Q. What are the commonly used indexes in Data warehouse systems?
A. B-Tree and Bit Map indexes.
Q. When Bit Map indexes are used?
A. The main advantage of using bitmap index is for the columns in which the ratio of the number of distinct values to the number of rows in the table is very low. This ratio referred as degree of cardinality. Example: A gender column, which has only two distinct values (male and female), which is ideal for a bitmap index.
Q. Which scenarios are better suited for using B-Tree indexes?
A. B-tree indexes can be used when a typical query refers to the indexed column and retrieves a few rows. In these queries, it is faster to find the rows by looking at the index.
Q.What is a dimension table?
Dimension tables contain attributes that describe fact records in the fact table. Dimension tables contain hierarchies of attributes that aid in summarization. Example: Time Dimension, Product Dimension
Q.What is Fact table?
A. Fact Table contains the measurements or metrics or facts of business process.
Q. What are conformed dimensions?
A. Dimension tables contain attributes that describe fact records in the fact table. Dimension tables contain hierarchies of attributes that aid in summarization. Example: Time Dimension.
Q. What is ODS?
A. ODS means Operational Data Store. A collection of operation or bases data that is extracted from operation databases and standardized, cleansed, consolidated, transformed, and loaded into an enterprise data architecture. An ODS is used to support data mining of operational data, or as the store for base data that is summarized for a data warehouse.
Q. What is a lookup table?
A. A lookup table is used to display information from one table based on the value of a foreign-key field in another table.
Q. What are Aggregate tables?
A. Aggregate table contains the summary of existing warehouse data which is grouped to certain levels of dimensions. Aggregate table gives better performance for many reporting needs. Aggregate table contains the [measure] values, aggregated/grouped/summed up to some level of hierarchy.
Q.What is a level of Granularity of a fact table?
A. Level of granularity means level of detail that you put into the fact table in a data warehouse. For example: Based on design you can decide to put the sales data in each transaction. Now, level of granularity would mean what detail are you willing to put for each transactional fact. Product sales with respect to each minute or you want to aggregate it upto minute and put that data.

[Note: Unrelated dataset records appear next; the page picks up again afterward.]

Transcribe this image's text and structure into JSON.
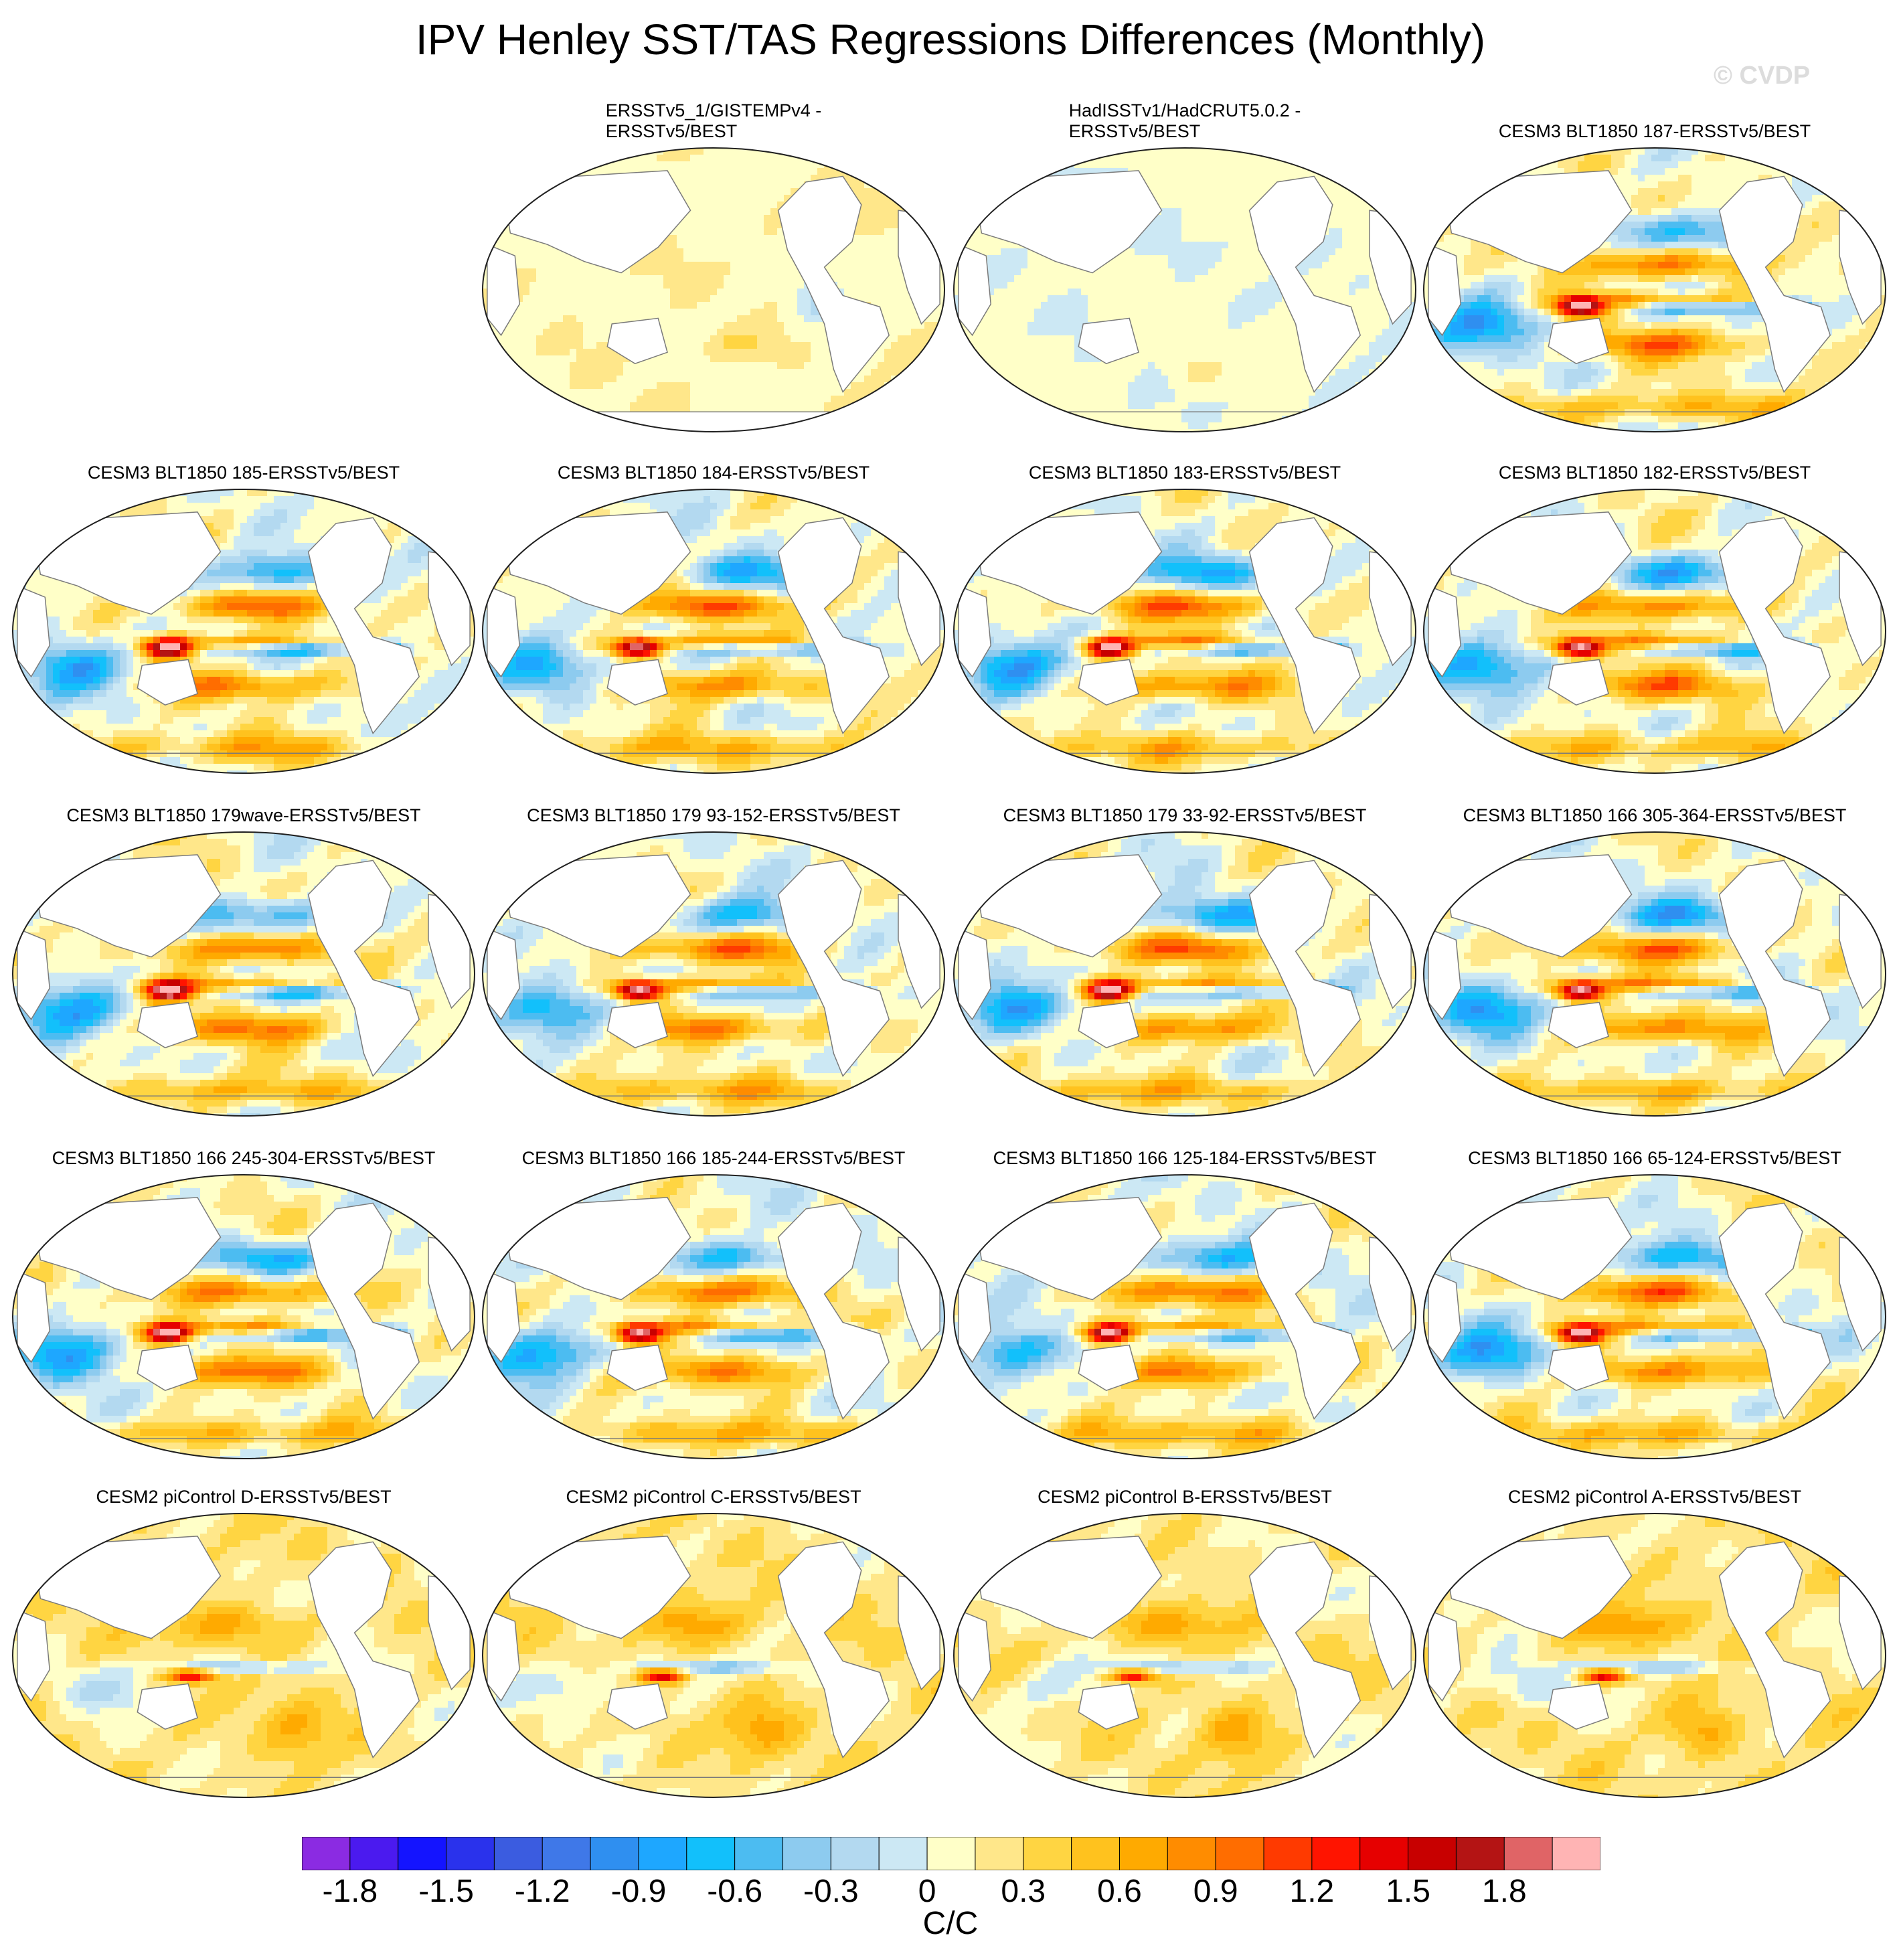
{
  "figure": {
    "title": "IPV Henley SST/TAS Regressions Differences (Monthly)",
    "watermark": "© CVDP"
  },
  "panels": [
    {
      "id": "p01",
      "row": 0,
      "col": 1,
      "title": "ERSSTv5_1/GISTEMPv4 -\nERSSTv5/BEST",
      "pattern": "obs1"
    },
    {
      "id": "p02",
      "row": 0,
      "col": 2,
      "title": "HadISSTv1/HadCRUT5.0.2 -\nERSSTv5/BEST",
      "pattern": "obs2"
    },
    {
      "id": "p03",
      "row": 0,
      "col": 3,
      "title": "CESM3 BLT1850 187-ERSSTv5/BEST",
      "pattern": "cesm3"
    },
    {
      "id": "p04",
      "row": 1,
      "col": 0,
      "title": "CESM3 BLT1850 185-ERSSTv5/BEST",
      "pattern": "cesm3"
    },
    {
      "id": "p05",
      "row": 1,
      "col": 1,
      "title": "CESM3 BLT1850 184-ERSSTv5/BEST",
      "pattern": "cesm3"
    },
    {
      "id": "p06",
      "row": 1,
      "col": 2,
      "title": "CESM3 BLT1850 183-ERSSTv5/BEST",
      "pattern": "cesm3"
    },
    {
      "id": "p07",
      "row": 1,
      "col": 3,
      "title": "CESM3 BLT1850 182-ERSSTv5/BEST",
      "pattern": "cesm3"
    },
    {
      "id": "p08",
      "row": 2,
      "col": 0,
      "title": "CESM3 BLT1850 179wave-ERSSTv5/BEST",
      "pattern": "cesm3"
    },
    {
      "id": "p09",
      "row": 2,
      "col": 1,
      "title": "CESM3 BLT1850 179 93-152-ERSSTv5/BEST",
      "pattern": "cesm3"
    },
    {
      "id": "p10",
      "row": 2,
      "col": 2,
      "title": "CESM3 BLT1850 179 33-92-ERSSTv5/BEST",
      "pattern": "cesm3"
    },
    {
      "id": "p11",
      "row": 2,
      "col": 3,
      "title": "CESM3 BLT1850 166 305-364-ERSSTv5/BEST",
      "pattern": "cesm3"
    },
    {
      "id": "p12",
      "row": 3,
      "col": 0,
      "title": "CESM3 BLT1850 166 245-304-ERSSTv5/BEST",
      "pattern": "cesm3"
    },
    {
      "id": "p13",
      "row": 3,
      "col": 1,
      "title": "CESM3 BLT1850 166 185-244-ERSSTv5/BEST",
      "pattern": "cesm3"
    },
    {
      "id": "p14",
      "row": 3,
      "col": 2,
      "title": "CESM3 BLT1850 166 125-184-ERSSTv5/BEST",
      "pattern": "cesm3"
    },
    {
      "id": "p15",
      "row": 3,
      "col": 3,
      "title": "CESM3 BLT1850 166 65-124-ERSSTv5/BEST",
      "pattern": "cesm3"
    },
    {
      "id": "p16",
      "row": 4,
      "col": 0,
      "title": "CESM2 piControl D-ERSSTv5/BEST",
      "pattern": "cesm2"
    },
    {
      "id": "p17",
      "row": 4,
      "col": 1,
      "title": "CESM2 piControl C-ERSSTv5/BEST",
      "pattern": "cesm2"
    },
    {
      "id": "p18",
      "row": 4,
      "col": 2,
      "title": "CESM2 piControl B-ERSSTv5/BEST",
      "pattern": "cesm2"
    },
    {
      "id": "p19",
      "row": 4,
      "col": 3,
      "title": "CESM2 piControl A-ERSSTv5/BEST",
      "pattern": "cesm2"
    }
  ],
  "colorbar": {
    "units": "C/C",
    "tick_labels": [
      "-1.8",
      "-1.5",
      "-1.2",
      "-0.9",
      "-0.6",
      "-0.3",
      "0",
      "0.3",
      "0.6",
      "0.9",
      "1.2",
      "1.5",
      "1.8"
    ],
    "colors": [
      "#8b2be2",
      "#4b1aef",
      "#1414ff",
      "#2a32ec",
      "#3b5ce0",
      "#3f78e8",
      "#2f8ff0",
      "#1ea7ff",
      "#12c0fb",
      "#4cbcf1",
      "#8dcbef",
      "#b3d9f0",
      "#cce8f4",
      "#ffffc8",
      "#ffe78a",
      "#ffd542",
      "#ffc21e",
      "#ffaa00",
      "#ff8c00",
      "#ff6d00",
      "#ff3a00",
      "#ff1400",
      "#e60000",
      "#c80000",
      "#b41414",
      "#e06466",
      "#ffb4b4"
    ]
  },
  "styles": {
    "land": "#ffffff",
    "coast": "#7a7a7a",
    "border": "#202020"
  }
}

Q. How are the Dimension tables designed?
A. Most dimension tables are designed using Normalization principles upto 2NF. In some instances they are further normalized to 3NF.
Q. What are non-additive facts?
A. Non-additive facts are facts that cannot be summed up for any of the dimensions present in the fact table.
Q. What are slowly changing dimensions?
SCD stands for Slowly changing dimensions. Slowly changing dimensions are of three types
SCD1: Only maintain updated/Current values.
Ex: a customer address modified we update existing record with new address.
SCD2: Maintain historical and current information by using A) Effective Date B) Versions C) Flags or combination of all three of those.
SCD3: By adding new columns to target table to maintain both historical and current information
Q. What are Semi-additive and factless facts and in which scenario will you use such kinds of fact tables?
A. Generally most of the Snapshot fact tables are semi-additive.
A fact table without numeric fact columns is called factless fact table.
Q. What is degenerate dimension table?
A. If a table contains the values, which are neither dimesion nor measures is called degenerate dimensions.Ex : invoice id,EmpId.
Q.What is a junk dimension? what is the difference between junk dimension and degenerated dimension?
A. Junk dimension: Grouping of Random flags and text Attributes in a dimension and moving them to a separate sub dimension.
Degenerate Dimension: Keeping the control information on Fact table ex: Consider a Dimension table with fields like order number and order line number and have 1:1 relationship with Fact table, In this case this dimension is removed and the order information will be directly stored in a Fact table inorder eliminate unneccessary joins while retrieving order information.
Q.What is a fact less fact table?
A. Factless table means only the keys are available in the Fact while there are no measures available.